Notosoejitno (2001: 1) menyatakan bahwa dilihat dari sosok, profil atau tampilan pencak silat di Indonesia ada tiga, yaitu:
1. Pencak silat asli (original), ialah pencak silat yang berasal dari lokal dan masyarakat etnis di Indonesia.
2. Pencak silat bukan asli yang sebagian besar berasal dari Kung Fu, Karate dan Jujitsu.
3. Pencak silat campuran, ialah campuran antara pencak silat
asli dan bukan asli (beladiri asing). Pencak silat bukan asli adalah
beladiri dari asing yang ingin bergabung dengan nama pencak silat
termasuk peraturan AD dan ART disesuaikan dengan IPSI.
Pencak silat juga dipelajari oleh banyak kaum pergerakan politik
termasuk beberapa organisasi kepanduan nasional. Dengan diam-diam
perguruan pencak silat berhasil memupuk kekuatan yang siap untuk melawan
penjajah sewaktu-waktu.
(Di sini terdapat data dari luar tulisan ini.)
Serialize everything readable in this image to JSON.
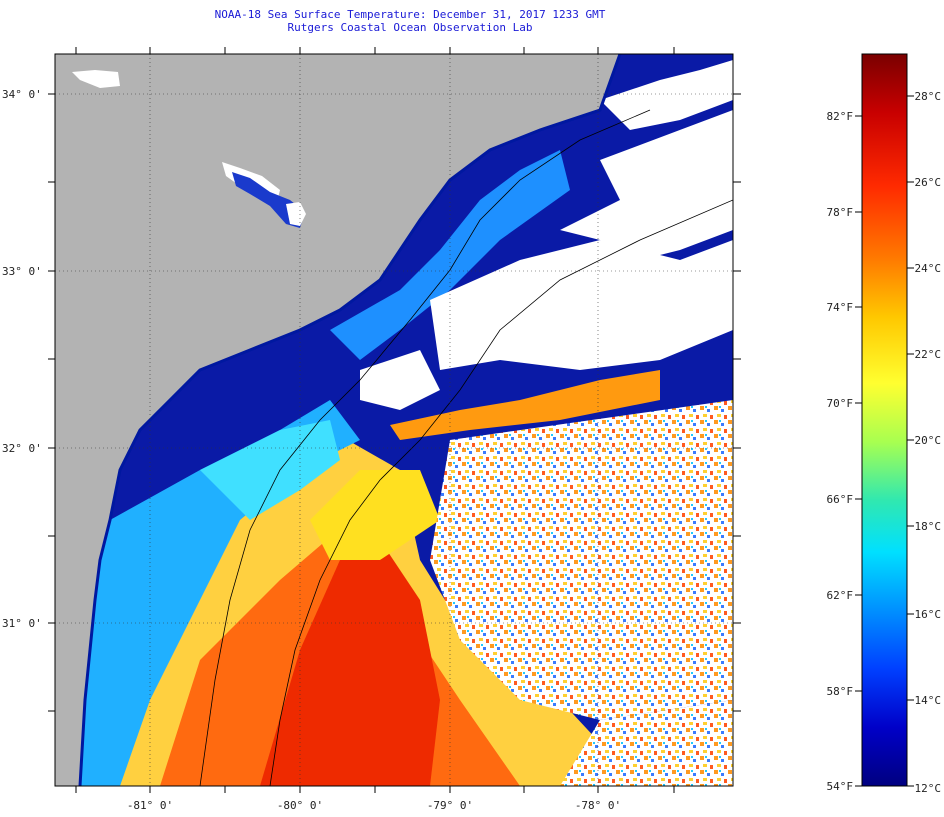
{
  "header": {
    "title": "NOAA-18 Sea Surface Temperature:  December 31, 2017 1233 GMT",
    "subtitle": "Rutgers Coastal Ocean Observation Lab"
  },
  "map": {
    "lon_labels": [
      "-81° 0'",
      "-80° 0'",
      "-79° 0'",
      "-78° 0'"
    ],
    "lat_labels": [
      "34° 0'",
      "33° 0'",
      "32° 0'",
      "31° 0'"
    ],
    "colors": {
      "land": "#b3b3b3",
      "cloud": "#ffffff",
      "cold_water": "#0a1aa6",
      "frame": "#000000"
    }
  },
  "colorbar": {
    "fahrenheit_labels": [
      "82°F",
      "78°F",
      "74°F",
      "70°F",
      "66°F",
      "62°F",
      "58°F",
      "54°F"
    ],
    "celsius_labels": [
      "28°C",
      "26°C",
      "24°C",
      "22°C",
      "20°C",
      "18°C",
      "16°C",
      "14°C",
      "12°C"
    ],
    "range_c": [
      12,
      29.5
    ],
    "colors_top_to_bottom": [
      "#7a0000",
      "#c80000",
      "#ff2a00",
      "#ff7a00",
      "#ffc800",
      "#ffff30",
      "#a8ff50",
      "#30e8b0",
      "#00e0ff",
      "#0090ff",
      "#0040ff",
      "#0000c8",
      "#000080"
    ]
  }
}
Bagi kaum pergerakan yang ditangkap oleh
penjajah dan dibuang secara diam-diam, mereka menyebarkan beladiri
pencak silat di tempat pembuangan. Namun penjajah Belanda mempunyai
politik yang ampuh dalam memecah belah antar suku bangsa atau aliran
pencak silat (
devide et impera ).
Lain halnya pada penjajahan Jepang pencak silat dibebaskan untuk
berkembang, namun dibalik itu dimanfaatkan demi kepentingan Jepang untuk
menghadapi sekutu. Bahkan anjuran Shimitzu diadakan pemusatan tenaga
aliran pencak silat di seluruh Jawa secara serentak yang diatur oleh
pemerintah di Jakarta. Namun pada waktu itu tidak disetujui
diciptakannya pencak silat olahraga yang diusulkan oleh para pembina
pencak silat untuk senam pagi di sekolah-sekolah. Hal ini disebabkan
akan menyaingi senam Taisho Jepang yang dipakai senam setiap pagi hari.
JAMAN KEMERDEKAAN
Sebelum Indonesia merdeka pencak silat ikut andil dalam perjuangan
bangsa dalam melawan penjajah baik Belanda maupun penjajah Jepang. Hal
ini dibuktikan pada masa penjajahan sudah banyak bermunculan nama-nama
perguruan/aliran pencak silat yang bertujuan untuk membekali pejuang
dalam melawan penjajah.
Kemahiran ilmu beladiri pencak silat ini terus dipupuk guna melawan
penjajah secara gerilya pada jaman kemerdekaan. Perguruan-perguruan
pencak silat pada waktu itu sibuk untuk menggembleng tentara dan rakyat,
di samping itu pesantren-pesantren, gereja-gereja, dan tempat-tempat
ibadah selain untuk beribadah juga digunakan untuk latihan beladiri
pencak silat. Sebagai contoh perang fisik bulan Nopember tahun 1945 di
Surabaya dalam melawan sekutu, banyak menampilkan pejuang yang gagah
perwira dari Pondok Pesantren Tebu Ireng, Gontor, dan Jamsaren (Atok
Iskandar, 1999: 12).
Dari hasil yang diperoleh para pemimpin bangsa dan para pendekar pada
waktu itu menyadari bahwa pelajaran pencak silat berhasil memupuk
semangat juang dan menggalang persaudaraan yang erat. Oleh karena itu
setelah proklamasi kemerdekaan tahun 1945 dimana Belanda melancarkan
lagi agresinya dua kali, maka pencak silat dimanfaatkan lagi secara
maksimal guna menghadapi serangan Belanda.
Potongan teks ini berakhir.